Shang Xiaopu, Feng Xue, Wang Jun
School of Economics and Management, Beijing Jiaotong University, Beijing 100044, China.
Beijing Logistics Informatics Research Base, Beijing 100044, China.
Entropy (Basel). 2022 Jan 22;24(2):166. doi: 10.3390/e24020166.

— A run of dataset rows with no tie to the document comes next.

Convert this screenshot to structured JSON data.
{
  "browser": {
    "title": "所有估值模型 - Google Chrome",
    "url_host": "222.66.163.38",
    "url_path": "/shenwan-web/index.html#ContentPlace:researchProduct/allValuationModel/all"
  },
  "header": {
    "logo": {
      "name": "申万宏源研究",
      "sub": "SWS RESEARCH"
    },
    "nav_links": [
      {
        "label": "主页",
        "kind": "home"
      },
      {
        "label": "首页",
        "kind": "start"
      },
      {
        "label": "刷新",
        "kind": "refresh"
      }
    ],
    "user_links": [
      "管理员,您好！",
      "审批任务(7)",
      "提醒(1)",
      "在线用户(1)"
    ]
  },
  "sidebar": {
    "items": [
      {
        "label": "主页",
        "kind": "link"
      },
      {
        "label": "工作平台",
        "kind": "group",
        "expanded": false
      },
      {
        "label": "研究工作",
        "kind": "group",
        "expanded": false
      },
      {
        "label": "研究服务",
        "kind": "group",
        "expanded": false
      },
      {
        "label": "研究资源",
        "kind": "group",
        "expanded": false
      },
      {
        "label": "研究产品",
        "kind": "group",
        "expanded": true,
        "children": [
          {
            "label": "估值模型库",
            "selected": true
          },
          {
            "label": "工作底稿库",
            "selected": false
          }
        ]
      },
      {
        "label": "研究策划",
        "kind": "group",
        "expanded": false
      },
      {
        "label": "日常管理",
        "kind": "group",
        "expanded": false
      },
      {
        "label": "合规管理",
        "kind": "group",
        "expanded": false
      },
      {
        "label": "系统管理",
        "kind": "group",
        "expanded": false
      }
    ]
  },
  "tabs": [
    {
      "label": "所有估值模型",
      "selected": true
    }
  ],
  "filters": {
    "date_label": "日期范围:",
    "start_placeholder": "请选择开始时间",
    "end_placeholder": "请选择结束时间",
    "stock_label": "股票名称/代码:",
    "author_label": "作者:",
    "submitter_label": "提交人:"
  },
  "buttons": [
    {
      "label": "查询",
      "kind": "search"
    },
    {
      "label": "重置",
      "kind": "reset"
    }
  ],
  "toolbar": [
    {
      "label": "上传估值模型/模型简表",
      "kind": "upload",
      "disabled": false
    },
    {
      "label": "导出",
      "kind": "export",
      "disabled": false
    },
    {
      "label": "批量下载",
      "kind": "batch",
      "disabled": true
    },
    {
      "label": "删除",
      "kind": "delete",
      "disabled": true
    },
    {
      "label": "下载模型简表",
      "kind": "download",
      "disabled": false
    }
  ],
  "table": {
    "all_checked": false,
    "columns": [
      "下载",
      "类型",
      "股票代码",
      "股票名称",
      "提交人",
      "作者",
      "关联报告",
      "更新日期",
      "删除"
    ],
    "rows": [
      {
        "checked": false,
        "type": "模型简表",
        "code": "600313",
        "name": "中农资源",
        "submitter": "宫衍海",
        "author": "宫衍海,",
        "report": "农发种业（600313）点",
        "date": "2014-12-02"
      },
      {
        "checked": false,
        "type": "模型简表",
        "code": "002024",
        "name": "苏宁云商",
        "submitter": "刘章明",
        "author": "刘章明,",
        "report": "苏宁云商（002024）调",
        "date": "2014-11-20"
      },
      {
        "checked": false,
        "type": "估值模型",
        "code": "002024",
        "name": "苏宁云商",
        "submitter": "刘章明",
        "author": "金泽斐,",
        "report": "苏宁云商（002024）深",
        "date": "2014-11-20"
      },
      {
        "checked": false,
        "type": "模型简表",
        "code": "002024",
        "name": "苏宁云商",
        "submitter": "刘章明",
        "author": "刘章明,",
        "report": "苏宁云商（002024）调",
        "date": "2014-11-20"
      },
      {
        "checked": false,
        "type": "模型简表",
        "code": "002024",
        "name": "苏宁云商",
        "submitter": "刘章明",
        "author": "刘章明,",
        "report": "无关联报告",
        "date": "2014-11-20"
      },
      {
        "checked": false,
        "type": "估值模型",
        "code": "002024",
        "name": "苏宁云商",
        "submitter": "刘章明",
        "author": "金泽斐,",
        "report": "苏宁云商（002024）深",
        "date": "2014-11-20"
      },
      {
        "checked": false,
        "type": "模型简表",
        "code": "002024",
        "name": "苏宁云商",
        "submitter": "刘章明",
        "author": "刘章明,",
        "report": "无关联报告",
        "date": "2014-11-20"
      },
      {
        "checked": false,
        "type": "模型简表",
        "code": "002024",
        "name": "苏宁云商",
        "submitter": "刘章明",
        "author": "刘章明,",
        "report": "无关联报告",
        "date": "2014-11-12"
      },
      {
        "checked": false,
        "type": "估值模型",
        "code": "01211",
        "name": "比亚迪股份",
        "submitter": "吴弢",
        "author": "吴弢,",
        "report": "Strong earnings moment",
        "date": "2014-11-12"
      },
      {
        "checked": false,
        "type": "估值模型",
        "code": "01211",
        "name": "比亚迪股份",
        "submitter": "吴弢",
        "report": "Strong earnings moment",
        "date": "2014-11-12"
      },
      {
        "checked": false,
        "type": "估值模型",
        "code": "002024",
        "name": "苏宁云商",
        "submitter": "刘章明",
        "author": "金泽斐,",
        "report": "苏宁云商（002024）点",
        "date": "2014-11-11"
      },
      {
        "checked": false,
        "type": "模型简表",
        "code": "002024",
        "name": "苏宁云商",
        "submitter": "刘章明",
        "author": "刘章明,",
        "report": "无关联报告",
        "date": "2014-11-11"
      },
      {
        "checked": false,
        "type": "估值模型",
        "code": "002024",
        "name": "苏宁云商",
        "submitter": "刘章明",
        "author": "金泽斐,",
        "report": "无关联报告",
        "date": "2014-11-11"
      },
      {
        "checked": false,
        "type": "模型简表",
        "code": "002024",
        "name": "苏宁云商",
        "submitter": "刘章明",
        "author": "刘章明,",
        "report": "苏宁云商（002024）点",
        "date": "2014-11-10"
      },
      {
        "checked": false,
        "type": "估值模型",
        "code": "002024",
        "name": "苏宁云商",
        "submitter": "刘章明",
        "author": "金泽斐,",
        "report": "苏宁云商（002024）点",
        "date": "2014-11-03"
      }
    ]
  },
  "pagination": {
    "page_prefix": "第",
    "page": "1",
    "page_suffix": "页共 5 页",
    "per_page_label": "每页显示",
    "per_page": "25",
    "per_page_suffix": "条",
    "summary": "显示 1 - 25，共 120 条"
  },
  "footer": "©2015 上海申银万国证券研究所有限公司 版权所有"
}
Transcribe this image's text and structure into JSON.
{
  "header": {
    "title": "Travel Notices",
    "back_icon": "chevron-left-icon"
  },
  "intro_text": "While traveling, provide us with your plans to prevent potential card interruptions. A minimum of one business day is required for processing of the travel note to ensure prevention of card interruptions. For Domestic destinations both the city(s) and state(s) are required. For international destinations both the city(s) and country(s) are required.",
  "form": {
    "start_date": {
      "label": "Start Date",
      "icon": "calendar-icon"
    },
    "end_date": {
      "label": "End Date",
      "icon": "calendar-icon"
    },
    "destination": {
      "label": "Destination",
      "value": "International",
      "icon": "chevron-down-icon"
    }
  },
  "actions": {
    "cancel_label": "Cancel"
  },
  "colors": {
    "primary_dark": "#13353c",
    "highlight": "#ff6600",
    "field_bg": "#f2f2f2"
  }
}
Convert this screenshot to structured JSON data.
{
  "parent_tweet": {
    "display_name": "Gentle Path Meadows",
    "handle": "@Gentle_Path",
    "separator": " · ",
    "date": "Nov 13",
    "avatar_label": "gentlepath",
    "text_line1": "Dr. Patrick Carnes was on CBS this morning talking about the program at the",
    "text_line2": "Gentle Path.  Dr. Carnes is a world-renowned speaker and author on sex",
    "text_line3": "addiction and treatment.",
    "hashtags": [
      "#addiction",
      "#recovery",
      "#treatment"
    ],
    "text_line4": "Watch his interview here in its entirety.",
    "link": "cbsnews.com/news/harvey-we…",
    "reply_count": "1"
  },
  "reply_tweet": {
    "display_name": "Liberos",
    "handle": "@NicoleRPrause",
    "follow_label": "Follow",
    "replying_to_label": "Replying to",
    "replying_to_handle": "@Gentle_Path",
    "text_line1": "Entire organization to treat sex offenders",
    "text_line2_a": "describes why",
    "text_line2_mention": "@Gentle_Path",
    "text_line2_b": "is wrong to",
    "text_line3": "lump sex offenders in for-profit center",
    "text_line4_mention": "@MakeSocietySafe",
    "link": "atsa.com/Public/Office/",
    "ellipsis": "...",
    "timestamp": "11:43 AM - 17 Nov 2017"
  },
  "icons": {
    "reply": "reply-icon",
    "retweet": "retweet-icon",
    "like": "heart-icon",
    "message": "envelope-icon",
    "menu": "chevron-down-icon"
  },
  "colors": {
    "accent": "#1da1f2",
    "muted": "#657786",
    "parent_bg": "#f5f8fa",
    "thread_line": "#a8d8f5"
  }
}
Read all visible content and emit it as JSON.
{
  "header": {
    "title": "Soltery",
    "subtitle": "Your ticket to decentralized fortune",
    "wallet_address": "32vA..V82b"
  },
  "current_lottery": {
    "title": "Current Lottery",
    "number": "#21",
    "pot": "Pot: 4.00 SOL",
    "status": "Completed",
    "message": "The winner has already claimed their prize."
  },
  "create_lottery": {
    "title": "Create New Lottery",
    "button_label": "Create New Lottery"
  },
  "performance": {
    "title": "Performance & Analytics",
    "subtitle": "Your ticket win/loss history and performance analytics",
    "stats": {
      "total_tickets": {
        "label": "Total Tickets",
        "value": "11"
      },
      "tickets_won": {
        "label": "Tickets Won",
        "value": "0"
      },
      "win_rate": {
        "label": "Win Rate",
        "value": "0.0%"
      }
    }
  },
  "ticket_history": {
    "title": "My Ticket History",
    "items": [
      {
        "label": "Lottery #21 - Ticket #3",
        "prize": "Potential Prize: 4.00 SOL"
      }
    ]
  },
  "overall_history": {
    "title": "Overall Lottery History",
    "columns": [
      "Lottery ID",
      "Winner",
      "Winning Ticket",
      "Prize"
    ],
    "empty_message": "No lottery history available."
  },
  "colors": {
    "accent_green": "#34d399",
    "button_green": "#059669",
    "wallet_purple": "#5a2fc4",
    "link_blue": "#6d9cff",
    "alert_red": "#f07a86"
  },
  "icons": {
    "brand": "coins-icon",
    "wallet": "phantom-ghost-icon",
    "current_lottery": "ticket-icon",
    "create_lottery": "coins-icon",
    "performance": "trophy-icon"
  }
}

The interval-valued q-rung dual hesitant linguistic (IVq-RDHL) sets are widely used to express the evaluation information of decision makers (DMs) in the process of multi-attribute decision-making (MADM). However, the existing MADM method based on IVq-RDHL sets has obvious shortcomings, i.e., the operational rules of IVq-RDHL values have some weaknesses and the existing IVq-RDHL aggregation operators are incapable of dealing with some special decision-making situations. In this paper, by analyzing these drawbacks, we then propose the operations for IVq-RDHL values based on a linguistic scale function. After it, we present novel aggregation operators for IVq-RDHL values based on the power Hamy mean and introduce the IVq-RDHL power Hamy mean operator and IVq-RDHL power weighted Hamy mean operator. Properties of these new aggregation operators are also studied. Based on these foundations, we further put forward a MADM method, which is more reasonable and rational than the existing one. Our proposed method not only provides a series of more reasonable operational laws but also offers a more powerful manner to fuse attribute values. Finally, we apply the new MADM method to solve the practical problem of patient admission evaluation. The performance and advantages of our method are illustrated in the comparative analysis with other methods.
区间值q阶对偶犹豫语言(IVq-RDHL)集在多属性决策(MADM)过程中被广泛用于表达决策者(DM)的评价信息。然而,现有的基于IVq-RDHL集的MADM方法存在明显不足,即IVq-RDHL值的运算规则存在一些缺陷,且现有的IVq-RDHL聚合算子无法处理某些特殊的决策情况。本文通过分析这些缺点,基于语言尺度函数提出了IVq-RDHL值的运算。在此基础上,基于幂次Hamy均值提出了新颖的IVq-RDHL值聚合算子,介绍了IVq-RDHL幂次Hamy均值算子和IVq-RDHL幂次加权Hamy均值算子。还研究了这些新聚合算子的性质。基于这些基础,进一步提出了一种MADM方法,该方法比现有方法更合理、更具理性。所提方法不仅提供了一系列更合理的运算律,还提供了一种更强大的属性值融合方式。最后,将新的MADM方法应用于解决患者入院评价的实际问题。通过与其他方法的对比分析说明了所提方法的性能和优势。